By Kristina Goetz
The Cincinnati Enquirer
Research done three years ago by a law professor and his students at the University of Cincinnati is at the center of a debate about archaic language in the Florida constitution.
Florida state Sen. Steven Geller, D-Hallandale Beach, introduced a bill in December that would repeal defunct language that bans Asian immigrants from owning property. But he might abandon it because another legislator used the opportunity to add an amendment that would ban illegal aliens from land ownership.
"I know he doesn't want to kill it," said John Reid, Geller's legal counsel and legislative assistant. "But we don't know what we're going to do about the language right now. It needs some work, is a safe way to put it.
"I know the senator wants to take out language that would be offensive to some in the state of Florida, but he also wants to address the legitimate concerns of his colleagues."
The meaning of the language wasn't known until a group of UC law students and their professor, Jack Chin, did a project in 2000 on laws sanctioning legal discrimination and filed a 30-page brief with Florida officials, urging the language be repealed.
The brief said that to leave the provision in the Florida Constitution creates the misleading idea that the state endorses racial attitudes of a bygone era. The 1926 provision restricting ownership was put in the constitution at a time when many states were taking similar actions with "alien land laws" designed to prohibit the ownership of property by Asian immigrants.
The UC students were successful in encouraging the legislatures in Kansas and Wyoming to repeal their laws. Florida and New Mexico are the only states left that still use the language. In New Mexico, the legislature overwhelmingly voted to repeal the provision in the state's constitution, but voters rejected the amendment when it was put on the ballot, Chin said.

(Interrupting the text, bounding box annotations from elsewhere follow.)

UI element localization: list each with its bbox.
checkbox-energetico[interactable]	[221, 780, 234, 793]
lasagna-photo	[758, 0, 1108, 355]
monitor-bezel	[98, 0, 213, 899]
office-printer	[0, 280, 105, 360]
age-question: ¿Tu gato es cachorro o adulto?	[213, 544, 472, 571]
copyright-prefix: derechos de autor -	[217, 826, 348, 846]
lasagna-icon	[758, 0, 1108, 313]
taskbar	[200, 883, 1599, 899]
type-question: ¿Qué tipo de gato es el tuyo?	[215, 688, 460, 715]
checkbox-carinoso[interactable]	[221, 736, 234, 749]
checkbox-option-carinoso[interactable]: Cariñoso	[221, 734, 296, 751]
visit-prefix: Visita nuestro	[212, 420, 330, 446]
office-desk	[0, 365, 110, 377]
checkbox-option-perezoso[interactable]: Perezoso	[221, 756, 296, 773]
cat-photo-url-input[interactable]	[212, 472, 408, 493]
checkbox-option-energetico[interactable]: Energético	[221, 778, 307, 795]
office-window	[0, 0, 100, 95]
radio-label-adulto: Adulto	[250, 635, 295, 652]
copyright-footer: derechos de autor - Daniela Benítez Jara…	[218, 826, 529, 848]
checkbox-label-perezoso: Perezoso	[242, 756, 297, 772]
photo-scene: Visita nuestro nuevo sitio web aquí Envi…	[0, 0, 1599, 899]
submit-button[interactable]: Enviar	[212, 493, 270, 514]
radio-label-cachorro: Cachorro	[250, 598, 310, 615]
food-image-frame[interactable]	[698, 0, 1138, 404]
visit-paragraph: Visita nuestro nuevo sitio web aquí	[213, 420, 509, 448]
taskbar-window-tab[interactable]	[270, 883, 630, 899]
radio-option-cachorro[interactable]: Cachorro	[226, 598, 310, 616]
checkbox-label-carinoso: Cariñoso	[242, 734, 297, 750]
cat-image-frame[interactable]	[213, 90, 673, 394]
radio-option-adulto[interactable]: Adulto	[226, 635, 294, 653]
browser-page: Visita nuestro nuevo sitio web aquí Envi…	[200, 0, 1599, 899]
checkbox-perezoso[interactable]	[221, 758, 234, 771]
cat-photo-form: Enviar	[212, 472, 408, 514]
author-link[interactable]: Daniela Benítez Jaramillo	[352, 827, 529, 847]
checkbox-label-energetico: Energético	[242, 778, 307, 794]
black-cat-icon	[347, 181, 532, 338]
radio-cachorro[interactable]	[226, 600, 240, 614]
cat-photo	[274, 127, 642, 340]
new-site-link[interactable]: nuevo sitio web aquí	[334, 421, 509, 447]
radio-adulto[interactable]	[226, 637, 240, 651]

Even though all seven students who worked on the project have graduated, the fruits of their labor are paying off, he said.
Chin remains hopeful that the legislature will repeal the language but is disappointed that there has been such a prolonged debate about it.
"It is a disappointment," he said. "Our assumption was that the Florida legislature and the people of the state of Florida were against Jim Crow. Maybe we were wrong about that. We can't force the legislature to do something it doesn't believe in."
The Associated Press contributed to this report.